Kak Seto Dorong Polisi Proses Perundungan Siswa SMP Pekanbaru

  • Oleh Teras.id
  • 13 November 2019 - 23:32 WIB

TEMPO.CO, Jakarta - Ketua Lembaga Perlindungan Anak Indonesia (LPAI) Seto Mulyadi atau Kak Seto mendorong kepolisian agar terus melakukan proses hukum kasus perundungan MF, pelajar SMP di Pekanbaru, Riau yang dilakukan oleh rekan sekelas korban.

"Penegakan hukum harus tetap dilakukan," kata Kak Seto, usai bertemu dengan Wakapolda Riau Brigjen SY Hermawan, di Mapolda Riau, Kota Pekanbaru, Rabu.

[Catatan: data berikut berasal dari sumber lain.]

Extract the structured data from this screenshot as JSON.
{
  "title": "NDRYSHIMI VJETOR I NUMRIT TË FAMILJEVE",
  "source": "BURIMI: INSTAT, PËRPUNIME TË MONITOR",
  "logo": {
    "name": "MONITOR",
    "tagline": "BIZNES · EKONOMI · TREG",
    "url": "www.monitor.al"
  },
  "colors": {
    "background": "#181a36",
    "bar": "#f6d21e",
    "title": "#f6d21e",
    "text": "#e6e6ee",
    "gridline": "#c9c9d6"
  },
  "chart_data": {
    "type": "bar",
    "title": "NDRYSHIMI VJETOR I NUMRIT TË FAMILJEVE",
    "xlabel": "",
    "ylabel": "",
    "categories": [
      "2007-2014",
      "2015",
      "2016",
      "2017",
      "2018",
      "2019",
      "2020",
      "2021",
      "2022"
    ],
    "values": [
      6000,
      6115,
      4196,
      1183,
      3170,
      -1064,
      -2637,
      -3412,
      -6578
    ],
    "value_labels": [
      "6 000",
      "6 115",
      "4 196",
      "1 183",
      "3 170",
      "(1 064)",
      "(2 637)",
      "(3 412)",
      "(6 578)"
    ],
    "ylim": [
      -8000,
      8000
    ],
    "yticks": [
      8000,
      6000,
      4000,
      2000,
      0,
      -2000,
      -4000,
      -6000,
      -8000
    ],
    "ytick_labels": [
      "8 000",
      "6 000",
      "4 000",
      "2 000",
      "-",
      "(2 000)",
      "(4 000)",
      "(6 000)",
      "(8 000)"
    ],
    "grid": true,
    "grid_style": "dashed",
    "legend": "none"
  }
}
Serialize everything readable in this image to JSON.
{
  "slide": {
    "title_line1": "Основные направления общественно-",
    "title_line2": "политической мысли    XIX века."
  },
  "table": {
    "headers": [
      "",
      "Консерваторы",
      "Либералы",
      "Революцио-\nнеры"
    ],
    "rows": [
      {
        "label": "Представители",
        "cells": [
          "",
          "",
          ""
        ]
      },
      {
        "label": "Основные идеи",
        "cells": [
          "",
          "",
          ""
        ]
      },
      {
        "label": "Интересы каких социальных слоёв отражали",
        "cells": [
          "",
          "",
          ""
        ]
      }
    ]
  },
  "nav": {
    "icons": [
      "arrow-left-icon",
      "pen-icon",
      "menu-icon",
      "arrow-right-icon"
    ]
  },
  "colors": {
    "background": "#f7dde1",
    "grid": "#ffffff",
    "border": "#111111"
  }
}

Dari pertemuan yang turut dihadiri Dinas Sosial Riau dan Dinas Kesehatan Riau tersebut, kata Kak Seto, Wakapolda Riau juga meminta agar upaya pencegahan juga harus dikedepankan.

"Yang ditegaskan Bapak Wakapolda, yang penting bukan penindakan hukum saja, namun juga preemtif dan preventif," ujarnya.

Menurut dia, koordinasi lintas sektor melibatkan kepolisian penting dilakukan untuk mencegah hal serupa yang menimpa MF hingga harus menjalani operasi di rumah sakit akibat patah tulang hidung dan luka bagian kepala tidak terulang kembali.

MF, siswa kelas VIII SMP di Kota Pekanbaru mengalami perundungan yang dilakukan oleh tiga teman sekelasnya. Aksi itu bahkan disebut polisi terjadi pada saat jam belajar, Selasa (5/11) lalu. Sementara di dalam kelas juga terdapat seorang guru.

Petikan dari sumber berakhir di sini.